The disappointment I feel following the Constitutional Convention must be reflected in the disappointment of citizen members that so far on from the completion of the convention, four or five of its reports have still not been considered by this House. The reports that have been considered have been discussed briefly, very often at the end of a Dáil term and certainly without adequate consideration being given to them. The particular issue before us today on economic, social and cultural rights was the subject of debate at the ninth meeting of the convention. It was one of the topics, which I expect the Acting Chairman will agree, that excited much public interest because it was about the bread and butter issues that face us now and our children in the future. I refer to housing, social security, essential health care, the rights of people with disabilities and linguistic and cultural rights. Those rights are enshrined in the International Covenant on Economic, Social and Cultural Rights. On considering them, we must accept that we have very real problems. The body politic has not honoured the promises it has made to the people to deliver on those particular rights, and there is a need to consider enshrining, as Deputies Pringle and Healy have said, those rights in the Constitution in order that they can be justiciable. It was interesting to hear the Minister of State, Deputy Sherlock, someone I very much respect, make a point in his contribution that was identical to the point made by none other than the former Progressive Democrats leader, Michael McDowell, namely, that we should not create a situation in which those rights would be justiciable, that we should not hand over to the Judiciary the rights to determine what might happen. One can understand the desire of the people when faced with a political failure to deliver on those rights to see some other body, in this instance the Judiciary, have the opportunity to input into the area.

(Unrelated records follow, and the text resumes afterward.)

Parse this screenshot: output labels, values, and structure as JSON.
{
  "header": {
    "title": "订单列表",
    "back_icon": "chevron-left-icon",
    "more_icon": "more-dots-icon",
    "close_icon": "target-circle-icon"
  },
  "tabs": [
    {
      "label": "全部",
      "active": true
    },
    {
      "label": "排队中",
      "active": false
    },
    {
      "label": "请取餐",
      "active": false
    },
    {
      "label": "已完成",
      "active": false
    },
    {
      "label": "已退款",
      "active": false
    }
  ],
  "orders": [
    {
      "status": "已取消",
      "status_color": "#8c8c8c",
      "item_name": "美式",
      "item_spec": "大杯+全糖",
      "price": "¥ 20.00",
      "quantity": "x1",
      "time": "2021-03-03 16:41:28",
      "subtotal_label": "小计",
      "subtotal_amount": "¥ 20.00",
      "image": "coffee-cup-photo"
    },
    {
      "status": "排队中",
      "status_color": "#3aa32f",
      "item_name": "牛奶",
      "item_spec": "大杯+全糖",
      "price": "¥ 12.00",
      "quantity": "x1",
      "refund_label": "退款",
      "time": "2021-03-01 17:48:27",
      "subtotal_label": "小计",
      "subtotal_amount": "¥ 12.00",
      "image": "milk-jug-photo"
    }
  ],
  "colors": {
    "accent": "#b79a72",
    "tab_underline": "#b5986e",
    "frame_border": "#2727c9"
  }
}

Let us consider what has been happening in the housing area. Deputy Wallace made the point earlier that the State is transferring responsibility to the private sector. I do not think that is the case. The State is talking about making future investment in social housing but the reality is that very little is happening on an operational basis currently. Very few counties will see the significant delivery of houses in 2015 or 2016. Given that the social housing list contains 100,000 people, one will be a very long time on the list before one has any reasonable prospect of being housed if we allow the current situation to continue. In fact, legislation introduced by the party of the Minister of State, Deputy Ann Phelan, under the then Minister of State, Deputy Jan O’Sullivan, would make traditional Labour Party members turn in their grave. A situation was created through the housing assistance payment, HAP, whereby someone on a local authority waiting list hoping to get a house would be removed from the list, ipso facto, once he or she was in receipt of HAP, as he or she would be deemed to have their housing need met. It was a very good way of reducing the list but not a way to address the aspiration of so many people to have a house. The Government has failed to deliver and has created no real impetus in the social housing programme. In fact, there has been a cultural change to a situation in which the vision is that housing will be provided by the private sector, although it is not currently being provided by it because not enough houses are being built to meet the need in the first instance.